PySport / kloppy

kloppy: standardizing soccer tracking- and event data
https://kloppy.pysport.org
BSD 3-Clause "New" or "Revised" License
362 stars 59 forks source link

Different unit used for shot_event.result_coordinates.z dimension for Opta vs StatsBomb #293

Closed DriesDeprest closed 6 months ago

DriesDeprest commented 8 months ago

Opta: The ground is 0 and the (middle of the) crossbar is at 40 StatsBomb: The ground is 0 and the (middle of the) crossbar is at 2.7

I assume StatsBomb expresses it in yards, for Opta I don't know.

How should we enable users to easily obtain standardized units for the result coordinates of a shot?

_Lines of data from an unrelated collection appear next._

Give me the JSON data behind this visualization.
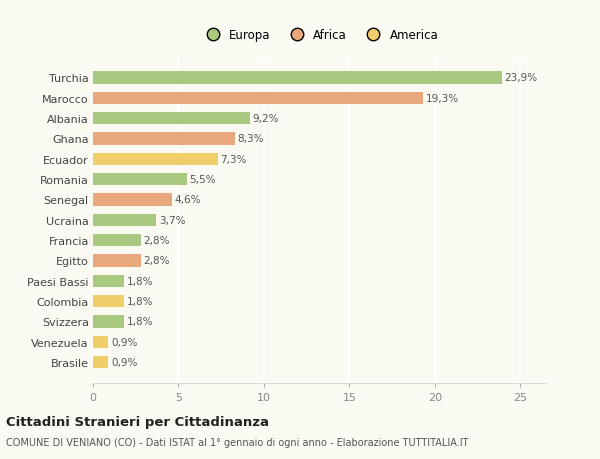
{
  "categories": [
    "Brasile",
    "Venezuela",
    "Svizzera",
    "Colombia",
    "Paesi Bassi",
    "Egitto",
    "Francia",
    "Ucraina",
    "Senegal",
    "Romania",
    "Ecuador",
    "Ghana",
    "Albania",
    "Marocco",
    "Turchia"
  ],
  "values": [
    0.9,
    0.9,
    1.8,
    1.8,
    1.8,
    2.8,
    2.8,
    3.7,
    4.6,
    5.5,
    7.3,
    8.3,
    9.2,
    19.3,
    23.9
  ],
  "bar_colors": [
    "#f0ce6a",
    "#f0ce6a",
    "#a8c97f",
    "#f0ce6a",
    "#a8c97f",
    "#e8a87c",
    "#a8c97f",
    "#a8c97f",
    "#e8a87c",
    "#a8c97f",
    "#f0ce6a",
    "#e8a87c",
    "#a8c97f",
    "#e8a87c",
    "#a8c97f"
  ],
  "labels": [
    "0,9%",
    "0,9%",
    "1,8%",
    "1,8%",
    "1,8%",
    "2,8%",
    "2,8%",
    "3,7%",
    "4,6%",
    "5,5%",
    "7,3%",
    "8,3%",
    "9,2%",
    "19,3%",
    "23,9%"
  ],
  "title": "Cittadini Stranieri per Cittadinanza",
  "subtitle": "COMUNE DI VENIANO (CO) - Dati ISTAT al 1° gennaio di ogni anno - Elaborazione TUTTITALIA.IT",
  "legend_labels": [
    "Europa",
    "Africa",
    "America"
  ],
  "legend_colors": [
    "#a8c97f",
    "#e8a87c",
    "#f0ce6a"
  ],
  "xlim": [
    0,
    26.5
  ],
  "xticks": [
    0,
    5,
    10,
    15,
    20,
    25
  ],
  "background_color": "#fafaf2",
  "grid_color": "#ffffff"
}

JanVanHaaren commented 8 months ago

I believe the Opta coordinates don't really have a unit. According to their documentation, Opta uses values on a 0 to 100 scale for the z coordinate and distinguishes between three zones to which different scaling factors apply to obtain coordinates in meters. They assume the crossbar is 12 centimeters wide.

DriesDeprest commented 8 months ago

Thanks for sharing.

Should the result coordinates z value of events in our kloppy events dataset be in the same unit regardless of the data provider we used as input? Or do we by default just take over the values used by the provider and only if the user specifies what unit (or provider) he wants to use, the values are adapted?

probberechts commented 8 months ago

I implemented it like this on purpose. By default, all coordinates are in the data provider's standard coordinate system. Typically, this means that the x, y and z-coordinates are all in the same unit. Obviously, this breaks as soon as you apply a transformation since the CoordinateSystem currently does not have a z-axis. It seems logical to me to add a z-axis to the coordinate system.

The alternative, that is using a default unit for the z-coordinate, could have strange side effects. For example, having x-and y-coordinates in yards, but z-coordinates in meters would be confusing.

Also, this applies both to goalmouth coordinates in event data and ball z-coordinates in tracking data.